DR. CONGENI: We had our conference last week. One of the topics in primary care, non-operative sports medicine — so people who don’t do surgery in sports medicine, like us, and treat people with rehab, which is the majority of sports medicine — [was about] one of the tools that has been developing in the last few years that I don’t think we’ve talked about much here, Ray, is, uh, ultrasound, uh, as a tool to help us a lot in sports medicine.
It helps us a couple different ways. … There’s a treatment modality called ultrasound that is to, you know, help athletes get better…um, diagnostic ultrasound is used to help us in sports medicine to make diagnoses.
There are really 3 things that it does, and these ultrasound units have developed over time in sports medicine. They’re very small. They’re the size of gosh, a uh, laptop computer … you know, about that size.
You know, during pregnancy you can see a lot in ultrasounds of the new baby that, you know, is gonna be born. Now, we are using those in sports medicine to diagnose people.

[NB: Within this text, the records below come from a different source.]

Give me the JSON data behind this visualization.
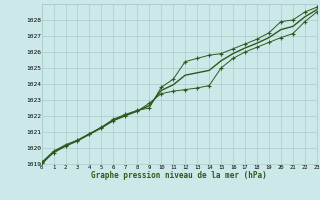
{
  "title": "Graphe pression niveau de la mer (hPa)",
  "bg_color": "#cce8e8",
  "grid_color": "#aacccc",
  "line_color": "#2d5a1b",
  "x_values": [
    0,
    1,
    2,
    3,
    4,
    5,
    6,
    7,
    8,
    9,
    10,
    11,
    12,
    13,
    14,
    15,
    16,
    17,
    18,
    19,
    20,
    21,
    22,
    23
  ],
  "series1": [
    1018.1,
    1018.8,
    1019.2,
    1019.5,
    1019.9,
    1020.3,
    1020.8,
    1021.1,
    1021.35,
    1021.5,
    1022.8,
    1023.3,
    1024.4,
    1024.6,
    1024.8,
    1024.9,
    1025.2,
    1025.5,
    1025.8,
    1026.2,
    1026.9,
    1027.0,
    1027.5,
    1027.8
  ],
  "series2": [
    1018.05,
    1018.7,
    1019.1,
    1019.45,
    1019.85,
    1020.25,
    1020.7,
    1021.0,
    1021.3,
    1021.8,
    1022.4,
    1022.55,
    1022.65,
    1022.75,
    1022.9,
    1024.0,
    1024.6,
    1025.0,
    1025.3,
    1025.6,
    1025.9,
    1026.15,
    1026.9,
    1027.5
  ],
  "series3": [
    1018.0,
    1018.75,
    1019.15,
    1019.45,
    1019.87,
    1020.27,
    1020.75,
    1021.05,
    1021.32,
    1021.65,
    1022.6,
    1022.95,
    1023.55,
    1023.7,
    1023.85,
    1024.45,
    1024.9,
    1025.25,
    1025.55,
    1025.9,
    1026.4,
    1026.6,
    1027.2,
    1027.65
  ],
  "ylim_min": 1018,
  "ylim_max": 1028,
  "xlim_min": 0,
  "xlim_max": 23
}
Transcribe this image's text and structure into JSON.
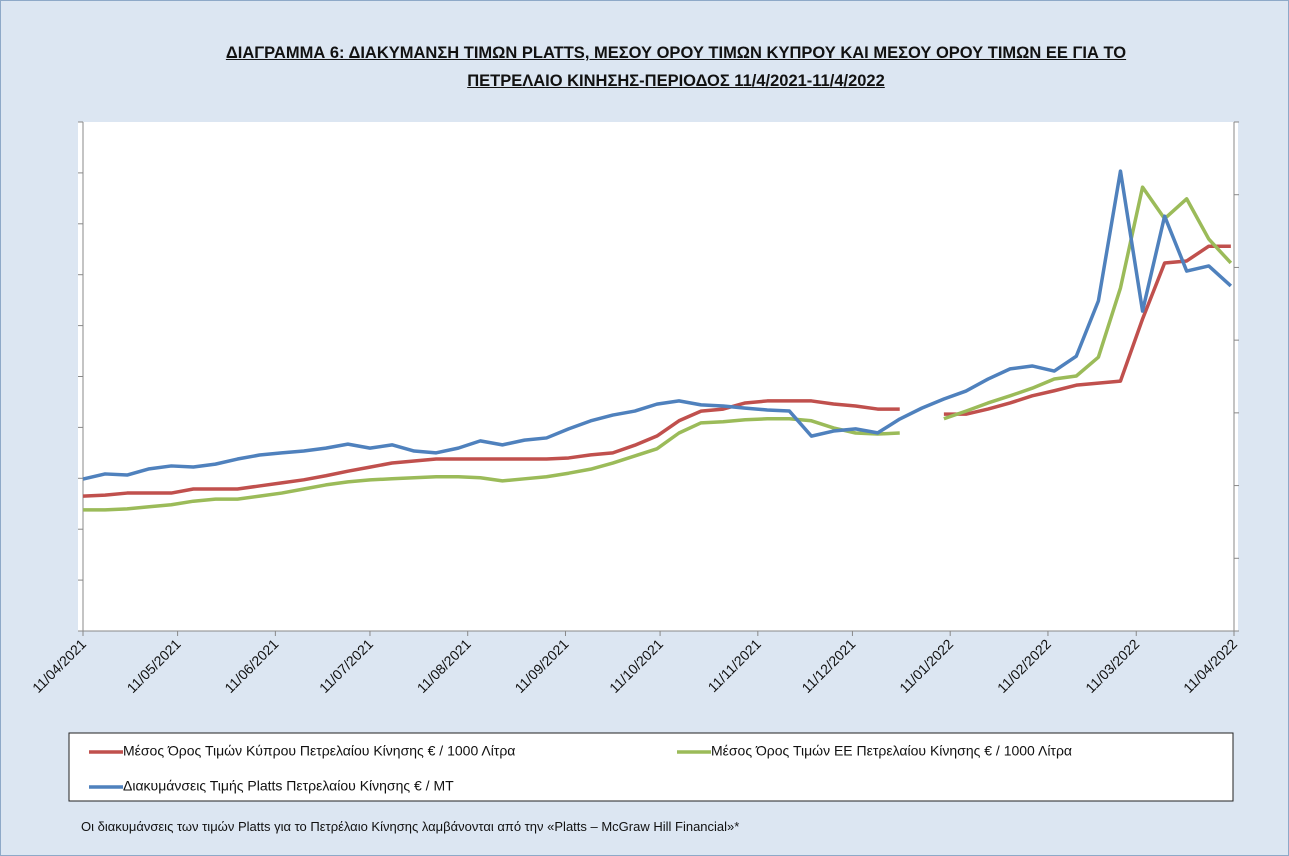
{
  "chart_data": {
    "type": "line",
    "title": "ΔΙΑΓΡΑΜΜΑ 6: ΔΙΑΚΥΜΑΝΣΗ ΤΙΜΩΝ PLATTS, ΜΕΣΟΥ ΟΡΟΥ ΤΙΜΩΝ ΚΥΠΡΟΥ ΚΑΙ ΜΕΣΟΥ ΟΡΟΥ ΤΙΜΩΝ ΕΕ ΓΙΑ ΤΟ ΠΕΤΡΕΛΑΙΟ ΚΙΝΗΣΗΣ-ΠΕΡΙΟΔΟΣ 11/4/2021-11/4/2022",
    "footnote": "Οι διακυμάνσεις των τιμών Platts για το Πετρέλαιο Κίνησης λαμβάνονται από την «Platts – McGraw Hill Financial»*",
    "x": [
      "2021-04-11",
      "2021-04-18",
      "2021-04-25",
      "2021-05-02",
      "2021-05-09",
      "2021-05-16",
      "2021-05-23",
      "2021-05-30",
      "2021-06-06",
      "2021-06-13",
      "2021-06-20",
      "2021-06-27",
      "2021-07-04",
      "2021-07-11",
      "2021-07-18",
      "2021-07-25",
      "2021-08-01",
      "2021-08-08",
      "2021-08-15",
      "2021-08-22",
      "2021-08-29",
      "2021-09-05",
      "2021-09-12",
      "2021-09-19",
      "2021-09-26",
      "2021-10-03",
      "2021-10-10",
      "2021-10-17",
      "2021-10-24",
      "2021-10-31",
      "2021-11-07",
      "2021-11-14",
      "2021-11-21",
      "2021-11-28",
      "2021-12-05",
      "2021-12-12",
      "2021-12-19",
      "2021-12-26",
      "2022-01-02",
      "2022-01-09",
      "2022-01-16",
      "2022-01-23",
      "2022-01-30",
      "2022-02-06",
      "2022-02-13",
      "2022-02-20",
      "2022-02-27",
      "2022-03-06",
      "2022-03-13",
      "2022-03-20",
      "2022-03-27",
      "2022-04-03",
      "2022-04-10"
    ],
    "series": [
      {
        "name": "Μέσος Όρος Τιμών Κύπρου Πετρελαίου Κίνησης  € / 1000 Λίτρα",
        "color": "#c0504d",
        "values": [
          1265,
          1267,
          1271,
          1271,
          1271,
          1279,
          1279,
          1279,
          1285,
          1291,
          1297,
          1305,
          1314,
          1322,
          1330,
          1334,
          1338,
          1338,
          1338,
          1338,
          1338,
          1338,
          1340,
          1346,
          1350,
          1365,
          1383,
          1413,
          1432,
          1436,
          1448,
          1452,
          1452,
          1452,
          1446,
          1442,
          1436,
          1436,
          null,
          1426,
          1426,
          1436,
          1448,
          1462,
          1472,
          1483,
          1487,
          1491,
          1613,
          1723,
          1727,
          1756,
          1756
        ]
      },
      {
        "name": "Μέσος Όρος Τιμών ΕΕ Πετρελαίου Κίνησης  € / 1000 Λίτρα",
        "color": "#9bbb59",
        "values": [
          1238,
          1238,
          1240,
          1244,
          1248,
          1255,
          1259,
          1259,
          1265,
          1271,
          1279,
          1287,
          1293,
          1297,
          1299,
          1301,
          1303,
          1303,
          1301,
          1295,
          1299,
          1303,
          1310,
          1318,
          1330,
          1344,
          1358,
          1389,
          1409,
          1411,
          1415,
          1417,
          1417,
          1413,
          1399,
          1389,
          1387,
          1389,
          null,
          1417,
          1432,
          1448,
          1462,
          1477,
          1495,
          1501,
          1538,
          1674,
          1872,
          1810,
          1849,
          1770,
          1723
        ]
      },
      {
        "name": "Διακυμάνσεις Τιμής Platts Πετρελαίου Κίνησης € / MT",
        "color": "#4f81bd",
        "axis": "y2",
        "values": [
          418,
          432,
          429,
          446,
          454,
          451,
          459,
          473,
          484,
          490,
          495,
          503,
          514,
          503,
          512,
          495,
          490,
          503,
          523,
          512,
          525,
          531,
          556,
          578,
          594,
          605,
          624,
          633,
          622,
          619,
          613,
          608,
          605,
          536,
          550,
          556,
          545,
          583,
          613,
          638,
          660,
          693,
          721,
          729,
          715,
          756,
          908,
          1265,
          880,
          1141,
          990,
          1004,
          949
        ]
      }
    ],
    "xlim": [
      "2021-04-11",
      "2022-04-11"
    ],
    "xticks": [
      {
        "value": "2021-04-11",
        "label": "11/04/2021"
      },
      {
        "value": "2021-05-11",
        "label": "11/05/2021"
      },
      {
        "value": "2021-06-11",
        "label": "11/06/2021"
      },
      {
        "value": "2021-07-11",
        "label": "11/07/2021"
      },
      {
        "value": "2021-08-11",
        "label": "11/08/2021"
      },
      {
        "value": "2021-09-11",
        "label": "11/09/2021"
      },
      {
        "value": "2021-10-11",
        "label": "11/10/2021"
      },
      {
        "value": "2021-11-11",
        "label": "11/11/2021"
      },
      {
        "value": "2021-12-11",
        "label": "11/12/2021"
      },
      {
        "value": "2022-01-11",
        "label": "11/01/2022"
      },
      {
        "value": "2022-02-11",
        "label": "11/02/2022"
      },
      {
        "value": "2022-03-11",
        "label": "11/03/2022"
      },
      {
        "value": "2022-04-11",
        "label": "11/04/2022"
      }
    ],
    "ylim": [
      1000,
      2000
    ],
    "yticks": [
      1000,
      1100,
      1200,
      1300,
      1400,
      1500,
      1600,
      1700,
      1800,
      1900,
      2000
    ],
    "y2lim": [
      0,
      1400
    ],
    "y2ticks": [
      0,
      200,
      400,
      600,
      800,
      1000,
      1200,
      1400
    ],
    "grid": false
  }
}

- No. 1: We can look at things early on and instead of necessarily in the early courses of this thing having to go to an MRI or other things. You know that X-ray doesn’t answer everything unless it’s a boney problem. Ultrasound’s helpful in that way.
- No. 2 thing about ultrasound is that particularly in adult musculoskeletal medicine, where there’s a lot of injections that we need to do into areas, the ultrasound units can help guide us as to where exactly we want to put that medicine that we use from an injection. So, that’s become one of the ways that ultrasound has been an emerging tool for us.
- And, the 3rd area is that we’re able to kinda look at a dynamic [image]. So, you can actually look at the limb while it’s moving.
What happens in a lot of our athletes is they get injuries that are related to a certain movement pattern, like you were talking about Gavin Floyd (Cleveland Indians) this morning and his elbow.
So, you can actually move the elbow back and forth and see [during movement], is the nerve being pinched? Is the tendon being pinched? When you put somebody on an MRI table, you just look at the MRI and there’s no movement. There’s nothing dynamic to it.
So, 3 of the exciting things about ultrasound are they can be used right on the field, or right in the office to help diagnose. No. 2, they can help us do injections, and No. 3, they can help us as we put athletes through a movement pattern to diagnose. And so, this is really an exciting, emerging tool in sports medicine.
HORNER: Alright, Joe, good information. Thanks for coming on board, as always. Good insight, appreciate the time.
DR. CONGENI: Have a great week, Ray. Thanks a lot.
HORNER: You too. Dr. Joe Congeni, Sports Medicine Center at Akron Children’s Hospital.